La Yamaha adopte une allure de roadster sportif aux lignes futuristes soulignée par un phare original à DEL emblématique des motos de la famille MT (Master of torque) du constructeur d’Iwata City.
Parties cycles sportives
Les deux belligérantes sont fines, légères, compactes et n’ont pas l’air de minimotos. Ce sont des machines pleine grandeur sur lesquelles des pilotes de gabarit nord-américain peuvent prendre place sans crainte.
La Svartpilen est la plus svelte et la plus légère. Elle pèse seulement 152 kg à sec contre 168 kg pour la MT. Mais elle possède une assise plus élevée de 835 mm contre 780 mm pour la Yamaha.
Pour ce qui est du châssis, la Suédoise fait appel à un magnifique cadre treillis en acier noir, complété par une fourche inversée WP de 43 mm dépourvue de réglages et par un monoamortisseur WP réglable en précontrainte.

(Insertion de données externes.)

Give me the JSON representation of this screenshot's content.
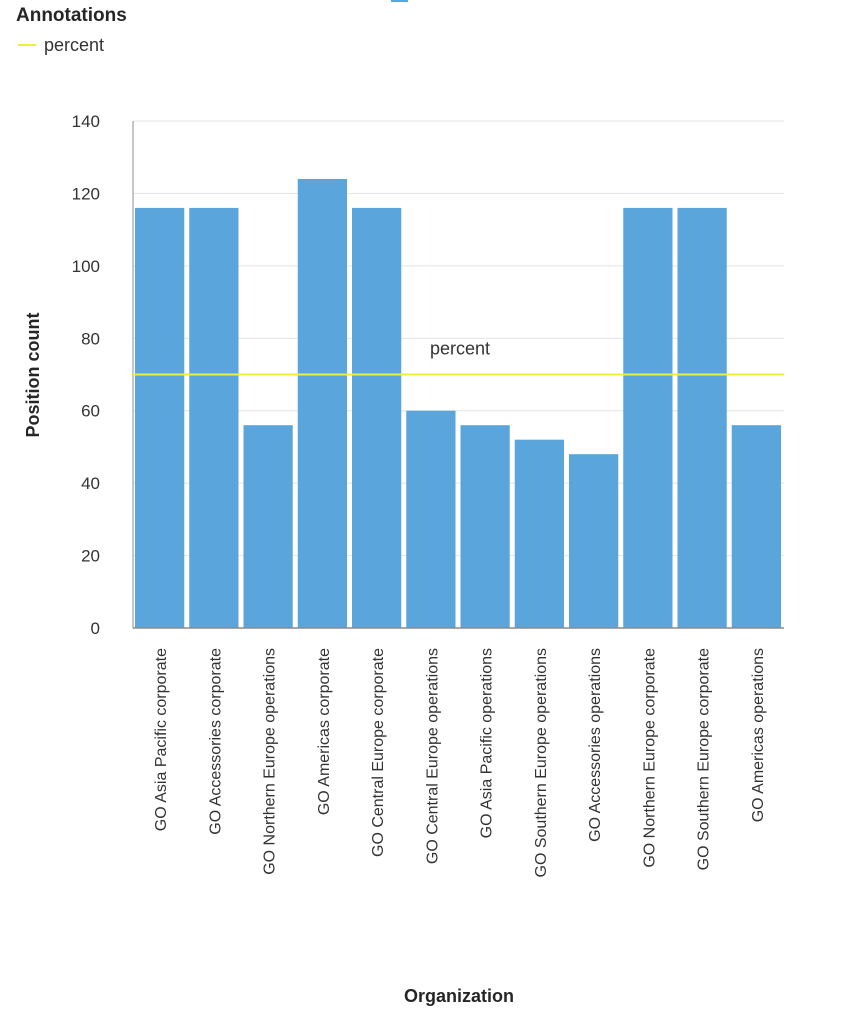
{
  "legend": {
    "title": "Annotations",
    "items": [
      {
        "label": "percent",
        "color": "#f0ee3c"
      }
    ]
  },
  "chart_data": {
    "type": "bar",
    "xlabel": "Organization",
    "ylabel": "Position count",
    "ylim": [
      0,
      140
    ],
    "yticks": [
      0,
      20,
      40,
      60,
      80,
      100,
      120,
      140
    ],
    "grid": true,
    "legend_position": "top-left",
    "bar_color": "#5aa5dc",
    "categories": [
      "GO Asia Pacific corporate",
      "GO Accessories corporate",
      "GO Northern Europe operations",
      "GO Americas corporate",
      "GO Central Europe corporate",
      "GO Central Europe operations",
      "GO Asia Pacific operations",
      "GO Southern Europe operations",
      "GO Accessories operations",
      "GO Northern Europe corporate",
      "GO Southern Europe corporate",
      "GO Americas operations"
    ],
    "values": [
      116,
      116,
      56,
      124,
      116,
      60,
      56,
      52,
      48,
      116,
      116,
      56
    ],
    "annotations": [
      {
        "type": "reference-line",
        "label": "percent",
        "value": 70,
        "color": "#f0ee3c"
      }
    ]
  }
}
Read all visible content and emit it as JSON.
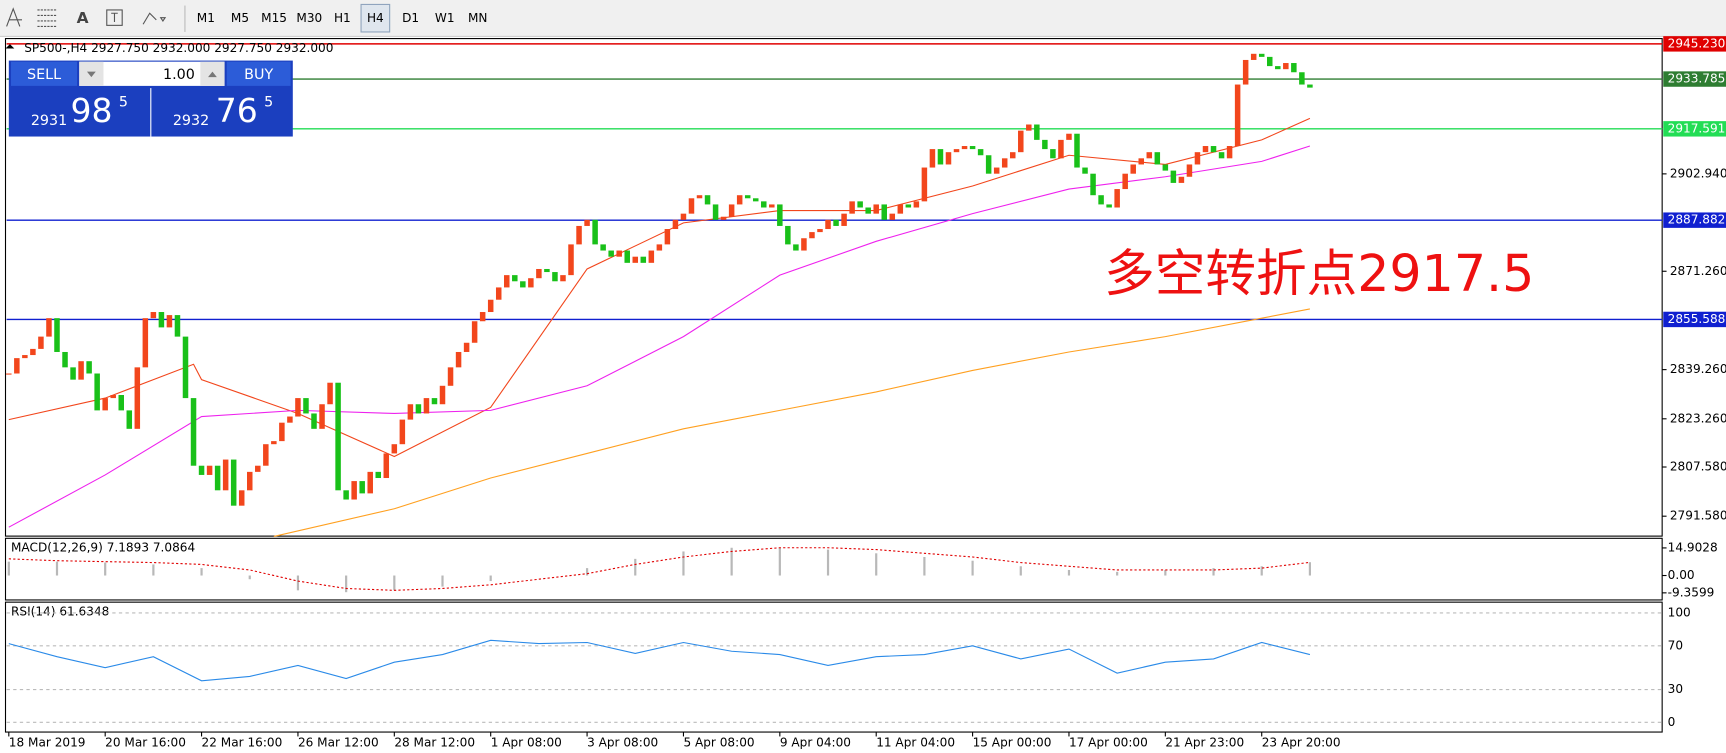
{
  "toolbar": {
    "font_button": "A",
    "timeframes": [
      "M1",
      "M5",
      "M15",
      "M30",
      "H1",
      "H4",
      "D1",
      "W1",
      "MN"
    ]
  },
  "trade_panel": {
    "sell": "SELL",
    "buy": "BUY",
    "lots": "1.00",
    "bid": {
      "big": "2931",
      "pips": "98",
      "point": "5"
    },
    "ask": {
      "big": "2932",
      "pips": "76",
      "point": "5"
    }
  },
  "chart_data": {
    "type": "candlestick",
    "title": "SP500-,H4 2927.750 2932.000 2927.750 2932.000",
    "annotation": "多空转折点2917.5",
    "up_color": "#f2461c",
    "down_color": "#19c019",
    "xlim": [
      0,
      162
    ],
    "xticks": [
      {
        "value": 0,
        "label": "18 Mar 2019"
      },
      {
        "value": 12,
        "label": "20 Mar 16:00"
      },
      {
        "value": 24,
        "label": "22 Mar 16:00"
      },
      {
        "value": 36,
        "label": "26 Mar 12:00"
      },
      {
        "value": 48,
        "label": "28 Mar 12:00"
      },
      {
        "value": 60,
        "label": "1 Apr 08:00"
      },
      {
        "value": 72,
        "label": "3 Apr 08:00"
      },
      {
        "value": 84,
        "label": "5 Apr 08:00"
      },
      {
        "value": 96,
        "label": "9 Apr 04:00"
      },
      {
        "value": 108,
        "label": "11 Apr 04:00"
      },
      {
        "value": 120,
        "label": "15 Apr 00:00"
      },
      {
        "value": 132,
        "label": "17 Apr 00:00"
      },
      {
        "value": 144,
        "label": "21 Apr 23:00"
      },
      {
        "value": 156,
        "label": "23 Apr 20:00"
      }
    ],
    "ylim": [
      2785.1,
      2946.6
    ],
    "yticks": [
      {
        "value": 2902.94,
        "label": "2902.940"
      },
      {
        "value": 2871.26,
        "label": "2871.260"
      },
      {
        "value": 2839.26,
        "label": "2839.260"
      },
      {
        "value": 2823.26,
        "label": "2823.260"
      },
      {
        "value": 2807.58,
        "label": "2807.580"
      },
      {
        "value": 2791.58,
        "label": "2791.580"
      }
    ],
    "levels": [
      {
        "value": 2945.23,
        "label": "2945.230",
        "color": "#e00000"
      },
      {
        "value": 2933.785,
        "label": "2933.785",
        "color": "#2e7d32"
      },
      {
        "value": 2917.591,
        "label": "2917.591",
        "color": "#22dd55"
      },
      {
        "value": 2887.882,
        "label": "2887.882",
        "color": "#1020d0"
      },
      {
        "value": 2855.588,
        "label": "2855.588",
        "color": "#1020d0"
      }
    ],
    "values": [
      2838,
      2843,
      2844,
      2846,
      2850,
      2856,
      2845,
      2840,
      2836,
      2842,
      2838,
      2826,
      2830,
      2831,
      2826,
      2820,
      2840,
      2856,
      2858,
      2853,
      2857,
      2850,
      2830,
      2808,
      2805,
      2808,
      2800,
      2810,
      2795,
      2800,
      2806,
      2808,
      2815,
      2816,
      2822,
      2824,
      2830,
      2825,
      2820,
      2828,
      2835,
      2800,
      2797,
      2803,
      2799,
      2806,
      2804,
      2812,
      2815,
      2823,
      2828,
      2825,
      2830,
      2828,
      2834,
      2840,
      2845,
      2848,
      2855,
      2858,
      2862,
      2866,
      2870,
      2868,
      2866,
      2869,
      2872,
      2871,
      2868,
      2870,
      2880,
      2886,
      2888,
      2880,
      2878,
      2876,
      2878,
      2874,
      2876,
      2874,
      2878,
      2880,
      2885,
      2888,
      2890,
      2895,
      2896,
      2893,
      2888,
      2889,
      2893,
      2896,
      2895,
      2894,
      2892,
      2893,
      2886,
      2880,
      2878,
      2882,
      2884,
      2885,
      2888,
      2886,
      2890,
      2894,
      2892,
      2890,
      2893,
      2888,
      2890,
      2893,
      2892,
      2894,
      2905,
      2911,
      2906,
      2910,
      2911,
      2912,
      2911,
      2909,
      2903,
      2905,
      2908,
      2910,
      2917,
      2919,
      2914,
      2911,
      2908,
      2914,
      2916,
      2905,
      2903,
      2896,
      2893,
      2892,
      2898,
      2903,
      2906,
      2908,
      2910,
      2906,
      2904,
      2900,
      2902,
      2906,
      2910,
      2912,
      2910,
      2908,
      2912,
      2932,
      2940,
      2942,
      2941,
      2938,
      2937,
      2939,
      2936,
      2932,
      2931
    ],
    "overlays": [
      {
        "color": "#f2461c",
        "x": [
          0,
          12,
          23,
          24,
          36,
          48,
          60,
          72,
          84,
          96,
          108,
          120,
          132,
          144,
          156,
          162
        ],
        "values": [
          2823,
          2830,
          2841,
          2836,
          2825,
          2811,
          2827,
          2872,
          2887,
          2891,
          2891,
          2899,
          2909,
          2906,
          2914,
          2921
        ]
      },
      {
        "color": "#ee22ee",
        "x": [
          0,
          12,
          24,
          36,
          48,
          60,
          72,
          84,
          96,
          108,
          120,
          132,
          144,
          156,
          162
        ],
        "values": [
          2788,
          2805,
          2824,
          2826,
          2825,
          2826,
          2834,
          2850,
          2870,
          2881,
          2890,
          2898,
          2902,
          2907,
          2912
        ]
      },
      {
        "color": "#ffa020",
        "x": [
          33,
          48,
          60,
          72,
          84,
          96,
          108,
          120,
          132,
          144,
          156,
          162
        ],
        "values": [
          2785,
          2794,
          2804,
          2812,
          2820,
          2826,
          2832,
          2839,
          2845,
          2850,
          2856,
          2859
        ]
      }
    ],
    "macd": {
      "title": "MACD(12,26,9) 7.1893 7.0864",
      "ylim": [
        -12.6,
        19.5
      ],
      "yticks": [
        14.9028,
        {
          "value": 0,
          "label": "0.00"
        },
        -9.3599
      ],
      "x": [
        0,
        6,
        12,
        18,
        24,
        30,
        36,
        42,
        48,
        54,
        60,
        66,
        72,
        78,
        84,
        90,
        96,
        102,
        108,
        114,
        120,
        126,
        132,
        138,
        144,
        150,
        156,
        162
      ],
      "histogram": {
        "color": "#b8b8b8",
        "values": [
          7.5,
          7.5,
          7,
          6,
          4,
          -2,
          -8,
          -9,
          -8,
          -6,
          -3,
          0,
          4,
          9,
          13,
          15,
          15,
          14,
          12,
          10,
          8,
          5,
          3,
          2,
          3,
          4,
          5,
          7.2
        ]
      },
      "signal": {
        "color": "#e00000",
        "values": [
          9,
          8,
          7.5,
          7,
          6,
          3,
          -3,
          -7,
          -8,
          -7,
          -5,
          -2,
          1,
          6,
          10,
          13,
          15,
          15,
          14,
          12,
          10,
          7,
          5,
          3,
          3,
          3,
          4,
          7.1
        ]
      }
    },
    "rsi": {
      "title": "RSI(14) 61.6348",
      "ylim": [
        -7.9,
        108.9
      ],
      "yticks": [
        100,
        70,
        30,
        0
      ],
      "color": "#2a8ae8",
      "x": [
        0,
        6,
        12,
        18,
        24,
        30,
        36,
        42,
        48,
        54,
        60,
        66,
        72,
        78,
        84,
        90,
        96,
        102,
        108,
        114,
        120,
        126,
        132,
        138,
        144,
        150,
        156,
        162
      ],
      "values": [
        72,
        60,
        50,
        60,
        38,
        42,
        52,
        40,
        55,
        62,
        75,
        72,
        73,
        63,
        73,
        65,
        62,
        52,
        60,
        62,
        70,
        58,
        67,
        45,
        55,
        58,
        73,
        62
      ]
    }
  }
}
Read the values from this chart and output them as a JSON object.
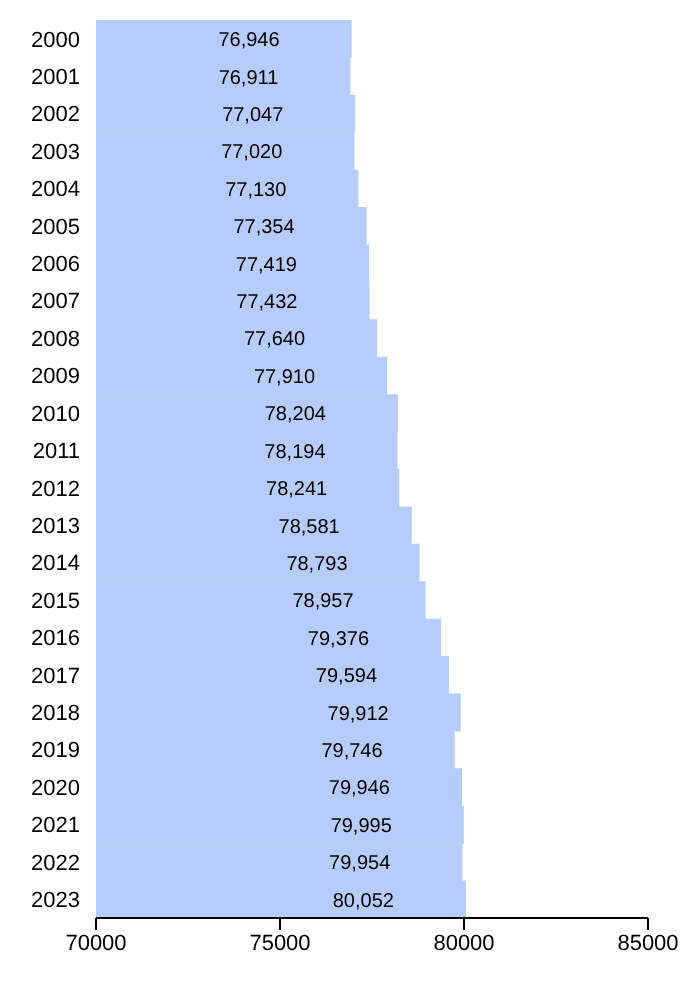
{
  "chart_data": {
    "type": "bar",
    "orientation": "horizontal",
    "categories": [
      "2000",
      "2001",
      "2002",
      "2003",
      "2004",
      "2005",
      "2006",
      "2007",
      "2008",
      "2009",
      "2010",
      "2011",
      "2012",
      "2013",
      "2014",
      "2015",
      "2016",
      "2017",
      "2018",
      "2019",
      "2020",
      "2021",
      "2022",
      "2023"
    ],
    "values": [
      76946,
      76911,
      77047,
      77020,
      77130,
      77354,
      77419,
      77432,
      77640,
      77910,
      78204,
      78194,
      78241,
      78581,
      78793,
      78957,
      79376,
      79594,
      79912,
      79746,
      79946,
      79995,
      79954,
      80052
    ],
    "value_labels": [
      "76,946",
      "76,911",
      "77,047",
      "77,020",
      "77,130",
      "77,354",
      "77,419",
      "77,432",
      "77,640",
      "77,910",
      "78,204",
      "78,194",
      "78,241",
      "78,581",
      "78,793",
      "78,957",
      "79,376",
      "79,594",
      "79,912",
      "79,746",
      "79,946",
      "79,995",
      "79,954",
      "80,052"
    ],
    "color": "#b6ccfb",
    "xlim": [
      70000,
      85000
    ],
    "xticks": [
      70000,
      75000,
      80000,
      85000
    ]
  }
}
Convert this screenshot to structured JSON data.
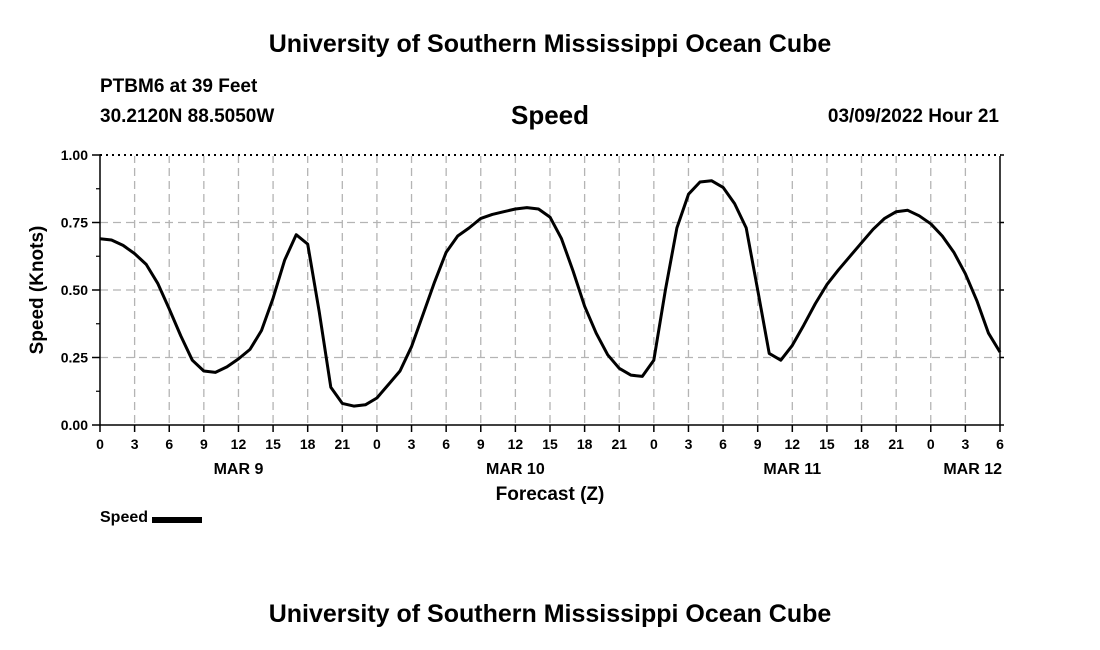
{
  "header": {
    "title": "University of Southern Mississippi Ocean Cube",
    "station": "PTBM6 at 39 Feet",
    "coords": "30.2120N  88.5050W",
    "subtitle": "Speed",
    "datetime": "03/09/2022 Hour 21"
  },
  "footer": {
    "title": "University of Southern Mississippi Ocean Cube"
  },
  "legend": {
    "label": "Speed",
    "color": "#000000"
  },
  "chart_data": {
    "type": "line",
    "title": "Speed",
    "xlabel": "Forecast (Z)",
    "ylabel": "Speed (Knots)",
    "xlim": [
      0,
      78
    ],
    "ylim": [
      0,
      1
    ],
    "grid": true,
    "y_ticks": [
      {
        "value": 0,
        "label": "0.00"
      },
      {
        "value": 0.25,
        "label": "0.25"
      },
      {
        "value": 0.5,
        "label": "0.50"
      },
      {
        "value": 0.75,
        "label": "0.75"
      },
      {
        "value": 1,
        "label": "1.00"
      }
    ],
    "x_ticks": [
      {
        "value": 0,
        "label": "0"
      },
      {
        "value": 3,
        "label": "3"
      },
      {
        "value": 6,
        "label": "6"
      },
      {
        "value": 9,
        "label": "9"
      },
      {
        "value": 12,
        "label": "12"
      },
      {
        "value": 15,
        "label": "15"
      },
      {
        "value": 18,
        "label": "18"
      },
      {
        "value": 21,
        "label": "21"
      },
      {
        "value": 24,
        "label": "0"
      },
      {
        "value": 27,
        "label": "3"
      },
      {
        "value": 30,
        "label": "6"
      },
      {
        "value": 33,
        "label": "9"
      },
      {
        "value": 36,
        "label": "12"
      },
      {
        "value": 39,
        "label": "15"
      },
      {
        "value": 42,
        "label": "18"
      },
      {
        "value": 45,
        "label": "21"
      },
      {
        "value": 48,
        "label": "0"
      },
      {
        "value": 51,
        "label": "3"
      },
      {
        "value": 54,
        "label": "6"
      },
      {
        "value": 57,
        "label": "9"
      },
      {
        "value": 60,
        "label": "12"
      },
      {
        "value": 63,
        "label": "15"
      },
      {
        "value": 66,
        "label": "18"
      },
      {
        "value": 69,
        "label": "21"
      },
      {
        "value": 72,
        "label": "0"
      },
      {
        "value": 75,
        "label": "3"
      },
      {
        "value": 78,
        "label": "6"
      }
    ],
    "date_labels": [
      {
        "value": 12,
        "label": "MAR 9"
      },
      {
        "value": 36,
        "label": "MAR 10"
      },
      {
        "value": 60,
        "label": "MAR 11"
      },
      {
        "value": 78,
        "label": "MAR 12"
      }
    ],
    "series": [
      {
        "name": "Speed",
        "color": "#000000",
        "x": [
          0,
          1,
          2,
          3,
          4,
          5,
          6,
          7,
          8,
          9,
          10,
          11,
          12,
          13,
          14,
          15,
          16,
          17,
          18,
          19,
          20,
          21,
          22,
          23,
          24,
          25,
          26,
          27,
          28,
          29,
          30,
          31,
          32,
          33,
          34,
          35,
          36,
          37,
          38,
          39,
          40,
          41,
          42,
          43,
          44,
          45,
          46,
          47,
          48,
          49,
          50,
          51,
          52,
          53,
          54,
          55,
          56,
          57,
          58,
          59,
          60,
          61,
          62,
          63,
          64,
          65,
          66,
          67,
          68,
          69,
          70,
          71,
          72,
          73,
          74,
          75,
          76,
          77,
          78
        ],
        "values": [
          0.69,
          0.685,
          0.665,
          0.635,
          0.595,
          0.525,
          0.43,
          0.33,
          0.24,
          0.2,
          0.195,
          0.215,
          0.245,
          0.28,
          0.35,
          0.47,
          0.61,
          0.705,
          0.67,
          0.42,
          0.14,
          0.08,
          0.07,
          0.075,
          0.1,
          0.15,
          0.2,
          0.29,
          0.41,
          0.53,
          0.64,
          0.7,
          0.73,
          0.765,
          0.78,
          0.79,
          0.8,
          0.805,
          0.8,
          0.77,
          0.69,
          0.57,
          0.44,
          0.34,
          0.26,
          0.21,
          0.185,
          0.18,
          0.24,
          0.5,
          0.73,
          0.855,
          0.9,
          0.905,
          0.88,
          0.82,
          0.73,
          0.5,
          0.265,
          0.24,
          0.295,
          0.37,
          0.45,
          0.52,
          0.575,
          0.625,
          0.675,
          0.725,
          0.765,
          0.79,
          0.795,
          0.775,
          0.745,
          0.7,
          0.64,
          0.56,
          0.46,
          0.34,
          0.27
        ]
      }
    ]
  }
}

Ses valeurs d’empattement (1 357 mm) et de chasse/déport (25 degrés/95 mm) sont sportives et favorisent la maniabilité et l’agilité.
De son côté, la partie cycle de la Japonaise s’articule autour d’un cadre de type diamant, en acier, auquel sont rattachés une fourche inversée Kayaba de 37 mm, non ajustable et un monoamortisseur Kayaba ajustable en précontrainte du ressort. Pour ce qui est de l’empattement (1 380 mm), il est un poil plus long que celui de la 401 — ça favorise la stabilité — alors que les valeurs de la géométrie sont identiques. On est donc là encore, en présence d’une moto aux prétentions sportives.
Pour ce qui est du freinage, l’avantage va à la Svartpilen qui fait confiance à un disque de 320 mm pincé par un étrier radial ByBre à 4 pistons, à l’avant et un simple disque de 230 mm avec étrier ByBre simple piston à l’arrière. Un ABS Bosch 9.1 MB est livré en équipement standard.
La MT-03 possède quant à elle un disque de 298 mm avec un étrier non radial à double piston, à l’avant et un simple disque de 220 mm avec étrier simple piston, à l’arrière. L’ABS est de série.
Enfin, la Svartpilen évolue sur de magnifiques jantes à rayons de 17 pouces chaussées de pneus mixtes Pirelli Rally STR qui rehaussent son look d’aventurière décalée, tandis que la MT-03 se pare de jantes à 10 bâtons montées de pneus routiers Dunlop Sportmax GPR 300.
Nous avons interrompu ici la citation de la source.